Townsend earned a wild card spot for the French Open, her first appearance in a grand slam tournament as a professional, by winning a qualification tournament on May 4. She's also a former world No. 1 in the junior rankings, winning the Austrailian Open girls single title in 2012 as a 15-year-old.
"My mom got me started playing tennis when I was 6," Townsend said. "She played tennis in college, but I never thought I would end up loving the game of tennis this much."
To build on Townsend's success, the nonprofit XS Tennis and Education Foundation, will break ground in September on a 112,000-square-foot athletic facility in the 5400 block of South State Street that would include 10 indoor tennis courts, a fitness center, running track and two basketball courts.

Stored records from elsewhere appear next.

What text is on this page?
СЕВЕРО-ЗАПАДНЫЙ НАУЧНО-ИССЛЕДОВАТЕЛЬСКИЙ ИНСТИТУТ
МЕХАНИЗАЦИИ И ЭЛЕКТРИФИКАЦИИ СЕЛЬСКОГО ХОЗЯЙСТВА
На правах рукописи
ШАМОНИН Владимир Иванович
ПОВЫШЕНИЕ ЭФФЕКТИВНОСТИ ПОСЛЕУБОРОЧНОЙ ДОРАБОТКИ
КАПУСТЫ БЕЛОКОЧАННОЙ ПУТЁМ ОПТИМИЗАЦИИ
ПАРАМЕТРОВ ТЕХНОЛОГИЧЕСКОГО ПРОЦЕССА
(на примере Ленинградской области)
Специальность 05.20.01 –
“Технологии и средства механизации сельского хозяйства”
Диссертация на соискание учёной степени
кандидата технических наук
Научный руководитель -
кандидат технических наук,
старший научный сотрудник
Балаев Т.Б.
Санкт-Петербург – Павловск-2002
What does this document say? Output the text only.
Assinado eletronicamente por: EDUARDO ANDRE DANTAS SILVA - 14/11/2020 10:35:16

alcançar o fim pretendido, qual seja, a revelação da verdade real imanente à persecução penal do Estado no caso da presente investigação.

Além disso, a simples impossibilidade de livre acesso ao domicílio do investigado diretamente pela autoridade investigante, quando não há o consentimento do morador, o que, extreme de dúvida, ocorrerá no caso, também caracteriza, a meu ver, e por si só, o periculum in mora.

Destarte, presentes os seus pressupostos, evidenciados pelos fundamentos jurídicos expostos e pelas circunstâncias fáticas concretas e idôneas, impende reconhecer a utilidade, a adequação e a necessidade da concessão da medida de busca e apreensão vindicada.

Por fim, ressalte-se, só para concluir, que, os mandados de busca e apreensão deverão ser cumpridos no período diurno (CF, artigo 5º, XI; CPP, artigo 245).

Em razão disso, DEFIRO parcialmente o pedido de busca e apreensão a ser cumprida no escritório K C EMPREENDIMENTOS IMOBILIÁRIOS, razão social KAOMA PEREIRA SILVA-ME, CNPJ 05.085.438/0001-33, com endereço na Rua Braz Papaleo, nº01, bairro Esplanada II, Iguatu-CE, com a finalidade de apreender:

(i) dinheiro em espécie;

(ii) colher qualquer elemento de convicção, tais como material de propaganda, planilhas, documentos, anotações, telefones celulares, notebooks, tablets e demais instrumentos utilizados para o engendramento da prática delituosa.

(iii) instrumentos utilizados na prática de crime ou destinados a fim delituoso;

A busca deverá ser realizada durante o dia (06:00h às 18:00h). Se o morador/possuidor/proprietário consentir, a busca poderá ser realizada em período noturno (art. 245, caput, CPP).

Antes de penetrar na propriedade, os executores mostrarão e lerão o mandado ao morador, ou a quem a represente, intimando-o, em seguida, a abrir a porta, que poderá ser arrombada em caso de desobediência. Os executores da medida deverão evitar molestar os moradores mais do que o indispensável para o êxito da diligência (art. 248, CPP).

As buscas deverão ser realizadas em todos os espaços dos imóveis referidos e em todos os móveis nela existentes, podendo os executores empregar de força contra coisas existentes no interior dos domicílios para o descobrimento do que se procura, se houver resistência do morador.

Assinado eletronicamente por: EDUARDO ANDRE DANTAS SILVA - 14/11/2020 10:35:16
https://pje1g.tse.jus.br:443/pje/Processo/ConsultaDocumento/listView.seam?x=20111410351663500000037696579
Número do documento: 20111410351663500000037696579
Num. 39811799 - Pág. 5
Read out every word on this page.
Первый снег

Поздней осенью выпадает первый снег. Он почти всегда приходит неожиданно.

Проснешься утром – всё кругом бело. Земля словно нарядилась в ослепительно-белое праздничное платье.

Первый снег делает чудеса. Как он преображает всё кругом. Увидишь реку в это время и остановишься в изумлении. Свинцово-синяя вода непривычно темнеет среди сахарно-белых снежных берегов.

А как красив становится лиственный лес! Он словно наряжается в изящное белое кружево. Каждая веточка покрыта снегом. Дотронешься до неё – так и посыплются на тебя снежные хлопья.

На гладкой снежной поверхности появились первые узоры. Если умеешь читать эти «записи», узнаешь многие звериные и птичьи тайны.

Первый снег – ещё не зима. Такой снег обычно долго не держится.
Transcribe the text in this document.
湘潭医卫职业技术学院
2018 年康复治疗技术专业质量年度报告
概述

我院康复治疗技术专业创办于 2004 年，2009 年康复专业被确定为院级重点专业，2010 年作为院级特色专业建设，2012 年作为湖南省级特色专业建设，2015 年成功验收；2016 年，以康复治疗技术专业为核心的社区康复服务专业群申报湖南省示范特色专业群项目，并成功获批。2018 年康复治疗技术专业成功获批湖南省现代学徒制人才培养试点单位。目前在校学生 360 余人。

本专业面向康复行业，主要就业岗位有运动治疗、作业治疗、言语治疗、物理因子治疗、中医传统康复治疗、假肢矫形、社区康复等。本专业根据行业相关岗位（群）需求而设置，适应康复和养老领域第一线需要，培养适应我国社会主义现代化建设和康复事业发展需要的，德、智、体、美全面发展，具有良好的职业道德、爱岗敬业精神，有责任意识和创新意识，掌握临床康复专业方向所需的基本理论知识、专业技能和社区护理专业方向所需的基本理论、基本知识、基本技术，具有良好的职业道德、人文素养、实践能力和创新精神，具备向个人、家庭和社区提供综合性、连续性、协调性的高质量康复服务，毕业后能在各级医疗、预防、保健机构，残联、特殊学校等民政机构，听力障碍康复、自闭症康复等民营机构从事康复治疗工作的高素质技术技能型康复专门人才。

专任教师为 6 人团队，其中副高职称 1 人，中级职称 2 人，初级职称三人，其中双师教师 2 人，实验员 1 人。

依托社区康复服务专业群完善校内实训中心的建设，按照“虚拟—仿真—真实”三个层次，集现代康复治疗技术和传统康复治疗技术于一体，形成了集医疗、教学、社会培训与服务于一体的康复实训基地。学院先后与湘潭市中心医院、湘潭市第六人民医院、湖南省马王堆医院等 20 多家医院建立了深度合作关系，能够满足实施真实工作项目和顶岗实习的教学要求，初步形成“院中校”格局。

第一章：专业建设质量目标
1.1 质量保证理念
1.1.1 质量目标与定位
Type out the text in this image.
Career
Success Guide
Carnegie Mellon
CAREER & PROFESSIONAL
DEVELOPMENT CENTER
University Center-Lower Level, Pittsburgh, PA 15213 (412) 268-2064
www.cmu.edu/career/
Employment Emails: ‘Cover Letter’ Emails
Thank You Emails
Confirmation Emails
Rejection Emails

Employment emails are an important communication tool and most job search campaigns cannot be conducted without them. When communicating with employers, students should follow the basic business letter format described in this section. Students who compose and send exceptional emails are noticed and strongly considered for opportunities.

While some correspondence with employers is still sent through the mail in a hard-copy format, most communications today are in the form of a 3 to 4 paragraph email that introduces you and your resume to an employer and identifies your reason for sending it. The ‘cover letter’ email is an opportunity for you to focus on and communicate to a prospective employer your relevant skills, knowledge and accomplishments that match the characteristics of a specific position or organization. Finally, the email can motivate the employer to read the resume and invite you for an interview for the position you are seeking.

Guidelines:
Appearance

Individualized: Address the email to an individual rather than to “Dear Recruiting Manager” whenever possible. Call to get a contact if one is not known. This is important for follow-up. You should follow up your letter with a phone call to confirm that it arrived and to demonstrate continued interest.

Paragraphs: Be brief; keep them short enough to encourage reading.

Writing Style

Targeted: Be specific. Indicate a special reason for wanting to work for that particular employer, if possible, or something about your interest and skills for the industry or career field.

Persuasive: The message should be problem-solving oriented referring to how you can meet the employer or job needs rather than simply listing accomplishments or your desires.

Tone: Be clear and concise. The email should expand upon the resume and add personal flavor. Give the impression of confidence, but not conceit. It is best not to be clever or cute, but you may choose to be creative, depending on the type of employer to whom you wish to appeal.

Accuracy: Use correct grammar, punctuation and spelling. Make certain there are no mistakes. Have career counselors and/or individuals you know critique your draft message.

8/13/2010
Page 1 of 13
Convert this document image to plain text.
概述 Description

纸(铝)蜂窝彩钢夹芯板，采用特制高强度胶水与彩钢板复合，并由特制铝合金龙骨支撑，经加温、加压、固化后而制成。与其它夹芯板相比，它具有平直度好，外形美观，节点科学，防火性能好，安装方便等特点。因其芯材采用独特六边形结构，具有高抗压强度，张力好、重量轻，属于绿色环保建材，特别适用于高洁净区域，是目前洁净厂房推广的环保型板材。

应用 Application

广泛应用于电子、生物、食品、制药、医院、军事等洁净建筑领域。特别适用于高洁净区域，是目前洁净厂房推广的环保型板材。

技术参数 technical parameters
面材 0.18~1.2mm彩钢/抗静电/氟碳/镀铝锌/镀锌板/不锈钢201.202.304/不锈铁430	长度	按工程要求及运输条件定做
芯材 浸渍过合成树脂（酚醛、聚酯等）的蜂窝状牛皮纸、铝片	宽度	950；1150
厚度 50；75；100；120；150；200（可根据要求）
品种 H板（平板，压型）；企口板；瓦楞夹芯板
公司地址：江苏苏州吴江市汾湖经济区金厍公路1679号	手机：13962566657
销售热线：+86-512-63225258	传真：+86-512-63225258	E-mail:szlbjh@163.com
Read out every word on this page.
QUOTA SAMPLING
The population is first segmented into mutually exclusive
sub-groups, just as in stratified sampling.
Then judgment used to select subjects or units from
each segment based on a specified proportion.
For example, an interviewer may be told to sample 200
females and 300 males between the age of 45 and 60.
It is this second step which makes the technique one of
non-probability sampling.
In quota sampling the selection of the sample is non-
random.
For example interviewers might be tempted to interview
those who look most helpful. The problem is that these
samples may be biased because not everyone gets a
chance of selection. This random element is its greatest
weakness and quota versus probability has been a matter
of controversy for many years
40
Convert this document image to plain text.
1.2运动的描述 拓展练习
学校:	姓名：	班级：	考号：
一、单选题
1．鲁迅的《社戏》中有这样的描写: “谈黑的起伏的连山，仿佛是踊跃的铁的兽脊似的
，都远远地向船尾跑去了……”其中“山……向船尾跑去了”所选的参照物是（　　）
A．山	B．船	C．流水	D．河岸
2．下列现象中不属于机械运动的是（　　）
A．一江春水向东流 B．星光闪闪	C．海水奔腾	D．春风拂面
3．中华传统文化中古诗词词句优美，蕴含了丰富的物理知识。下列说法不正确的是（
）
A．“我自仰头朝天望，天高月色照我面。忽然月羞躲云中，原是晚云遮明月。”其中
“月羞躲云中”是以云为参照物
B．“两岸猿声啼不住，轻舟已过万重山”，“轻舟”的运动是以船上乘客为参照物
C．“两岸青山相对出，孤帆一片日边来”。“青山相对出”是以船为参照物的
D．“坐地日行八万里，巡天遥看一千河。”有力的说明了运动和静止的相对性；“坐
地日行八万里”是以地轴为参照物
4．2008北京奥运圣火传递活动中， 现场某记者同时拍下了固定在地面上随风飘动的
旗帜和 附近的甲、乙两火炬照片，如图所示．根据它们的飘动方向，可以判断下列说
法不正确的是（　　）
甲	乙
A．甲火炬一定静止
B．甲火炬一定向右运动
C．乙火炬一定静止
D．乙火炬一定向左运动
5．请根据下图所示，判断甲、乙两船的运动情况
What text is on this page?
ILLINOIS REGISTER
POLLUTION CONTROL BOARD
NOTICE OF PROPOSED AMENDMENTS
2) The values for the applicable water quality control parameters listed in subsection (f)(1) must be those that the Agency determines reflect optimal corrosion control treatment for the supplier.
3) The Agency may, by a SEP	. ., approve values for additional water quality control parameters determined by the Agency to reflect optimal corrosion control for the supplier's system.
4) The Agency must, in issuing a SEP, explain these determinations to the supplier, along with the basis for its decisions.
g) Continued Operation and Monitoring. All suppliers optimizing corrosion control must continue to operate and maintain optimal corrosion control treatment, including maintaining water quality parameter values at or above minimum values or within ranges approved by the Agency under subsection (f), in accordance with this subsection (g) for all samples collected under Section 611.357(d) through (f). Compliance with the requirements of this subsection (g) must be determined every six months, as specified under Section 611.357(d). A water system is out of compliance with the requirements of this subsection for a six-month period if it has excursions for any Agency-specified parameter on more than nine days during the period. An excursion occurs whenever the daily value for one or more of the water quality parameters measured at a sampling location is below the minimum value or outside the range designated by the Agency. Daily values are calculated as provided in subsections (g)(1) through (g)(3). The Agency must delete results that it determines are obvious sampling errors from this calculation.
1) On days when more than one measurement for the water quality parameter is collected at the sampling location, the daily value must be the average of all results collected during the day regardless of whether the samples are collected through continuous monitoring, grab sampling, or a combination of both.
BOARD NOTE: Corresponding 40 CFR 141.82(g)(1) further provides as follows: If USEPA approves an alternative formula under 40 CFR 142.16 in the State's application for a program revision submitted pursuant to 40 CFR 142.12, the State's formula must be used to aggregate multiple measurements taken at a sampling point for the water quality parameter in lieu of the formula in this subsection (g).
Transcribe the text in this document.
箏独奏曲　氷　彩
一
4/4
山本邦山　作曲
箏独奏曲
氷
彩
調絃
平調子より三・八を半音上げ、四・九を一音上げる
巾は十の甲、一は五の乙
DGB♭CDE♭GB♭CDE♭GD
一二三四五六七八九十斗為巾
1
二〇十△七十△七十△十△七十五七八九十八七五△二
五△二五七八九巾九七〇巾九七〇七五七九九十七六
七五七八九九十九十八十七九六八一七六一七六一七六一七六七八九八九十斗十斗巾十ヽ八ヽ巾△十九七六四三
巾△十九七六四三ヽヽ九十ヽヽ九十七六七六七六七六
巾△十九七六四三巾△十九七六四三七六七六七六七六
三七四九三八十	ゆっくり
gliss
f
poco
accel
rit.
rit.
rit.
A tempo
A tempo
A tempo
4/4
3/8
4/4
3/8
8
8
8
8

The vacant land is owned by the Chicago Housing Authority and sits next to ACE Technical Charter High School. The foundation also provides a mobile tennis program at 10 Chicago schools, which includes Murray Elementary Language Academy and Ariel Community Academy in Kenwood; Bret Harte Elementary in Hyde Park; and Ludwig Van Beethoven Elementary School in Bronzeville.
Mayor Rahm Emanuel was joined by Kamau Murray, founder and president of XS Tennis, and Ald. Pat Dowell (3rd), whose ward includes the new site, at Beethoven Elementary School to announce the $9.8 million center that will be built with $2.9 million in tax-incrementing financing.
Dowell said Bronzeville is an up-and-coming South Side community and the planned center is just another economic improvement being made to strengthen the community's future.
Emanuel said he sees the center as a way to open doors for youths.
"What I like most about this is program is that it exposes children to new opportunities besides tennis," Emanuel said. "What sold me with this project is that it supports what children do in the classroom."
As a result of inner-city youths traditionally focused on playing basketball, football and baseball, Murray said many tennis scholarships go unused each year.
"Tennis has created opportunities for females and males to go to college and further their education," Murray said.
Several athletes who earned tennis scholarships joined Murray at Beethoven. That included 19-year-old Adey Osabuohien, who attends Stony Brook University in New York on a tennis scholarship.
"XS Tennis did more than teach me how to be a tennis player. It taught me respect, honesty values and to fight for what you want in life," she said. "Young kids should definitely get involved in tennis because it's more than a sport. If you're good, it can be a career."
Beethoven Elementary Principal Shirne Jackson added: "We are always looking for opportunities in our own communities and this is one of them."